VIRGINIA BEACH, Va. (WAVY) — After a weekend of flooding frustration due to Friday’s severe weather outbreak, parts of Sandbridge Road are still covered by water.
Just this morning, parts of the road reopened after a good chunk of it was covered with water for two days. The constant winds pushed the bay into places it didn’t go in the past.
However, people who live and work along Sandbridge Road say the remaining water isn’t so bad.
With the forecast calling for wind and rain, employees at Siebert Realty knew the weekend could be a little bit tricky.
“We knew from the winds coming up from the south starting on like Thursday night that we were going to have a problem going into the weekend,” said Trent Scott, who has worked there for almost 10 years.
But what they saw surprised them.
“It just looked like there was no parking lot,” Scott said. More so, it looked like our office was turned into an island. They had to run fleets of a truck picking up coworkers and bringing us back here. It actually took about an hour to get everybody from the market over to Siebert.”
Scott says it was the worst flooding he’s seen in the last decade.
“There’s just nowhere for the water to go,” he said. “Because it’s got the wind coming from one way, the rain coming from up top and there’s just nowhere for that water to run off.”
Just down Sandbridge Road, it was a similar story at Surf & Adventure Company.
“I saw fish swimming across the road on Saturday,” said Robert Lindauer, who owns the business and has been working there for decades. “The water was all the way up to the building and you could see the water line on top of the kayaks and how high the water came.”

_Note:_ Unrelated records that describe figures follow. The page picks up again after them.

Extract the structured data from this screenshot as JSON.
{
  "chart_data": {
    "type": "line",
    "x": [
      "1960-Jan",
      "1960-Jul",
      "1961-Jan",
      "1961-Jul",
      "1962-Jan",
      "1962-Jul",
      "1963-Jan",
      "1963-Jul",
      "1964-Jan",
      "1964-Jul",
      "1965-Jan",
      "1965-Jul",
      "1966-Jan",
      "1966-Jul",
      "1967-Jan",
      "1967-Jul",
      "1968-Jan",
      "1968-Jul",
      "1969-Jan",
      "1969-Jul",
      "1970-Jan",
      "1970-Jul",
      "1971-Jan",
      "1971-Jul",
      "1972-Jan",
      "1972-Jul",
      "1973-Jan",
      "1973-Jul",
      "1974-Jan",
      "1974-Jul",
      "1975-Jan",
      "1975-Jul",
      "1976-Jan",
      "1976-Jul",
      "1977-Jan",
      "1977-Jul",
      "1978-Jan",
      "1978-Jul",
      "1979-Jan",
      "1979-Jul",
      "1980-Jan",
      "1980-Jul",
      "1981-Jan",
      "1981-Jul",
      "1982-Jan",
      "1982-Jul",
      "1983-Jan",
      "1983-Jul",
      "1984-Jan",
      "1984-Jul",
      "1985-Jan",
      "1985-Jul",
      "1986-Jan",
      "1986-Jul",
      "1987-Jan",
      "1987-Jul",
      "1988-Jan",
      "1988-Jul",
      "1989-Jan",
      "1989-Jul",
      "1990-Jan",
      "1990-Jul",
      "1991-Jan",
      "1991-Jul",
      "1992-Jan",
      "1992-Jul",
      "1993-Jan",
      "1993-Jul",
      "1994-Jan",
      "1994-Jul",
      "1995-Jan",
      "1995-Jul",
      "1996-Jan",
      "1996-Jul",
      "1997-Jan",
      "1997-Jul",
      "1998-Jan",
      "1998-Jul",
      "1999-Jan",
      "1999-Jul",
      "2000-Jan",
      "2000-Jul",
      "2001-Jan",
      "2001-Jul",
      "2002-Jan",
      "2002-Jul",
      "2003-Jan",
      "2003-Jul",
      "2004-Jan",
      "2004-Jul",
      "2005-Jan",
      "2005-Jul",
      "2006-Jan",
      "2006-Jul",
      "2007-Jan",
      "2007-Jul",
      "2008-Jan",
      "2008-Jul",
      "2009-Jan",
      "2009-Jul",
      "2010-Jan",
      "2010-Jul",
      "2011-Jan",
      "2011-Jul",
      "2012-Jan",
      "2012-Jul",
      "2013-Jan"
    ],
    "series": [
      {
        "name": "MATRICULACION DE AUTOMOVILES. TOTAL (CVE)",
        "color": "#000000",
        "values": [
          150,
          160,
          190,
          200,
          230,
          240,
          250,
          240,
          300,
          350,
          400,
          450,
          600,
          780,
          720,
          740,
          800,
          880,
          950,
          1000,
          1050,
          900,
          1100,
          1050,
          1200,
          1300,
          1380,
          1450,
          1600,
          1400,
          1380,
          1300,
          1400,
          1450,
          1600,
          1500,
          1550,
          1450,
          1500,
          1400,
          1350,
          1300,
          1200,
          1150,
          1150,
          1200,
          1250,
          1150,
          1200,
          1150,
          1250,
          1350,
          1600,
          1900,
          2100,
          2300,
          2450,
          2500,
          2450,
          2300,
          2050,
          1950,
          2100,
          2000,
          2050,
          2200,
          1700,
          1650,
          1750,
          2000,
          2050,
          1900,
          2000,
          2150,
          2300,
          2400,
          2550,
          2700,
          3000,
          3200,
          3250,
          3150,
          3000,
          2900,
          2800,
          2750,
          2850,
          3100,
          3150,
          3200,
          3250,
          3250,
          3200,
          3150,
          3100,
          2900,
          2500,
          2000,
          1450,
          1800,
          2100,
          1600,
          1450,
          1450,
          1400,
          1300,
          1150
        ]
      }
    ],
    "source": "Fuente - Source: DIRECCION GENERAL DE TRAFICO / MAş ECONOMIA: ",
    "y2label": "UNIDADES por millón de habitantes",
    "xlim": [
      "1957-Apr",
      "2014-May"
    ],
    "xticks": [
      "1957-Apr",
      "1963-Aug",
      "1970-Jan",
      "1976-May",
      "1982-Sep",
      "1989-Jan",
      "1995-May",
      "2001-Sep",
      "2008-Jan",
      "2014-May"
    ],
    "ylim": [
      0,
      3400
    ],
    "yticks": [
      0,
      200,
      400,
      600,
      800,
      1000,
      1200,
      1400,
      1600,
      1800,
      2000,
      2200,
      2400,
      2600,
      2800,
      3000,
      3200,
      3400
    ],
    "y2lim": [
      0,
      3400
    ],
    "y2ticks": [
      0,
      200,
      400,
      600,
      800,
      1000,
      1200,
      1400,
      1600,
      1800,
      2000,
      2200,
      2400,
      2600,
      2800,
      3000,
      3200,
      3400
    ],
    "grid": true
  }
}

Lindauer says the flooding has become more frequent, but this was the worst he’s seen in the last decade as well.
“The water doesn’t have anywhere to go,” Lindauer said. “As the wind blows the water up, it goes right on top of the groundwater and on top of us, and it seems like it’s getting easier and easier each time the wind blows for us to flood.”
The water is crucial to his livelihood, but he worries it may one day destroy it and everyone’s way of life.
“We have to come together as a community to tackle this,” Lindauer said.